Für mich war das zunächst ungewohnt. Beichte gehörte für mich eher zur Kategorie „muss man halt erledigen“. Ein Pflichttermin, nichts Besonderes. Doch die Erzählungen der anderen, die langen Schlangen vor den Beichtstühlen und die spürbare Erwartungvieler junger Menschen machten mich neugierig. Schließlich fasste ich den Mut, selbst hinzugehen.

Yvonne Pokrivka hat in Medjugorje die Beichte lieben gelernt. Foto: privat.

Der Weg zur Beichte

Ich nahm mir einen Zettel und schrieb alles auf, was mir an Sünden einfiel. Mit diesem Zettel in der Hand stellte mich bei einem Priester an, vor dem ein Schild mit der Aufschrift „Deutsch“ stand. Das Warten zog sich hin, und mit jeder Minute wuchs meine Nervosität. Als ich endlich an der Reihe war und der Priester zu sprechen begann, trat alles andere in den Hintergrund. Es kostete mich Überwindung, meine Sünden auszusprechen. Ein Teil von mir wollte manches zurückhalten, gleichzeitig wusste ich, dass ich ehrlich sein musste und nichts vor Gott verbergen wollte. Während ich meine Sünden vorlas, spürte ich eine tiefe Reue – und auch den Schmerz über das, was ich getan hatte. Ich geriet ab und zu ins Stocken.

Als ich fertig war, schwieg der Priester einige Sekunden und blickte zu Boden. Dieses Schweigen fühlte sich wie eine Ewigkeit an. Ich fragte mich, was er wohl dachte – ob er vielleicht nicht wusste, wie er auf meine Sünden reagieren sollte. Als er schließlich das Schweigen brach, begegnete er mir nicht mit Vorwürfen, sondern mit Verständnis. Seine Worte waren ruhig und voller Mitgefühl, so, als spräche ich mit einem guten Freund. Mit der darauffolgenden Absolution erfüllte mich ein tiefes Gefühl der Freiheit. Mir wurde bewusst, dass Gott mir wirklich vergeben hatte und mir eine neue Chance schenkt.

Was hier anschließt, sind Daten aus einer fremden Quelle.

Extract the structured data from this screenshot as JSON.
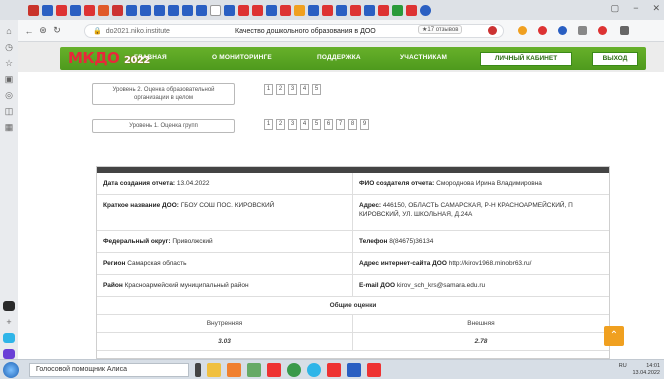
{
  "browser": {
    "url": "do2021.niko.institute",
    "page_title": "Качество дошкольного образования в ДОО",
    "reviews_badge": "★17 отзывов",
    "back_icon": "arrow-left-icon",
    "reload_icon": "reload-icon",
    "window_controls": [
      "▢",
      "−",
      "✕"
    ]
  },
  "site": {
    "logo": "МКДО",
    "logo_year": "2022",
    "nav": {
      "main": "ГЛАВНАЯ",
      "monitoring": "О МОНИТОРИНГЕ",
      "support": "ПОДДЕРЖКА",
      "participants": "УЧАСТНИКАМ",
      "cabinet": "ЛИЧНЫЙ КАБИНЕТ",
      "exit": "ВЫХОД"
    },
    "level2": {
      "label": "Уровень 2. Оценка образовательной организации в целом",
      "pages": [
        "1",
        "2",
        "3",
        "4",
        "5"
      ]
    },
    "level1": {
      "label": "Уровень 1. Оценка групп",
      "pages": [
        "1",
        "2",
        "3",
        "4",
        "5",
        "6",
        "7",
        "8",
        "9"
      ]
    },
    "report": {
      "date_label": "Дата создания отчета:",
      "date_value": "13.04.2022",
      "author_label": "ФИО создателя отчета:",
      "author_value": "Смороднова Ирина Владимировна",
      "short_name_label": "Краткое название ДОО:",
      "short_name_value": "ГБОУ СОШ ПОС. КИРОВСКИЙ",
      "address_label": "Адрес:",
      "address_value": "446150, ОБЛАСТЬ САМАРСКАЯ, Р-Н КРАСНОАРМЕЙСКИЙ, П КИРОВСКИЙ, УЛ. ШКОЛЬНАЯ, Д.24А",
      "district_label": "Федеральный округ:",
      "district_value": "Приволжский",
      "phone_label": "Телефон",
      "phone_value": "8(84675)36134",
      "region_label": "Регион",
      "region_value": "Самарская область",
      "website_label": "Адрес интернет-сайта ДОО",
      "website_value": "http://kirov1968.minobr63.ru/",
      "area_label": "Район",
      "area_value": "Красноармейский муниципальный район",
      "email_label": "E-mail ДОО",
      "email_value": "kirov_sch_krs@samara.edu.ru",
      "summary_title": "Общие оценки",
      "internal_label": "Внутренняя",
      "external_label": "Внешняя",
      "internal_value": "3.03",
      "external_value": "2.78"
    }
  },
  "taskbar": {
    "assistant": "Голосовой помощник Алиса",
    "tray_lang": "RU",
    "time": "14:01",
    "date": "13.04.2022"
  },
  "colors": {
    "nav_green": "#5aa624",
    "logo_red": "#e8283a",
    "to_top_orange": "#f0a020"
  }
}
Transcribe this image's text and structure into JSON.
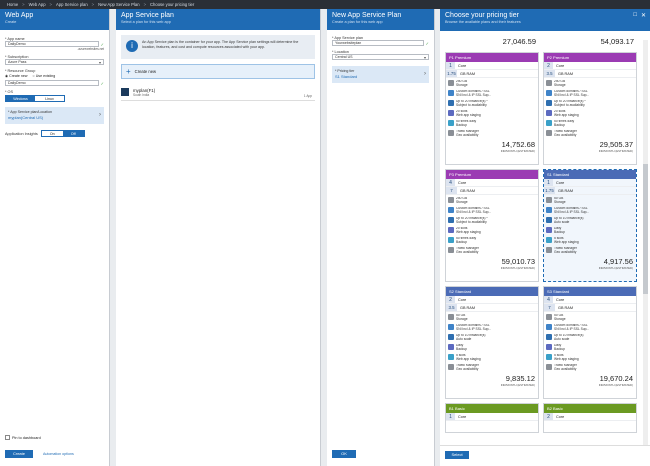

Genau darin liegt der Kern der Beichte. Durch unsere Sünden wenden wir uns von Gott ab und richten unser Herz oft auf uns selbst. Gott jedoch entfernt sich nie von uns, im Gegenteil, er kommt uns immer einen Schritt entgegen und möchte uns Vergebung schenken. Doch auch wir sind eingeladen, einen Schritt auf ihn zuzugehen. Dieser Schritt geschieht in der Beichte. Diese
Erfahrung blieb für mich kein einmaliger Moment.

 

Symbolbild: "Medjugorie" ist als "Beichtstuhl der Welt" bekannt. Foto: asiandelight @Adobe Stock.

„Beichtstuhl der Welt“

Lange Schlangen vor den Priestern gehören hier in Medjugorje zur Normalität. Oft reichen die Beichtstühle nicht aus, um die vielen Pilger unterzubringen, sodass sogar draußen auf Bänken oder Stühlen gebeichtet wird. Papst Johannes Paul II. nannte Medjugorje deshalb einmal den „Beichtstuhl der Welt“. In den Botschaften der Muttergottes wird konkret dazu ermutigt, mindestens einmal im Monat zur Beichte zu gehen. Für mich war das anfangs eine echte Herausforderung. Immer wieder fiel ich in alte Gewohnheiten zurück.

Im Rückblick kann ich sagen, dass sich über die Jahre doch etwas verändert hat, auch wenn es ein längerer Prozess war. Schritt für Schritt ging ich immer regelmäßiger zur Beichte. Anfangs vielleicht zwei Mal im Jahr, später alle paar Monate und heute fast jeden Monat. Inzwischen gehört sie für mich ganz selbstverständlich zur Pflege meiner Beziehung zu Gott. Sie ist zu einem echten Geschenk geworden, durch das meine Beziehung zu ihm viel tiefer und persönlicher geworden ist als je zuvor.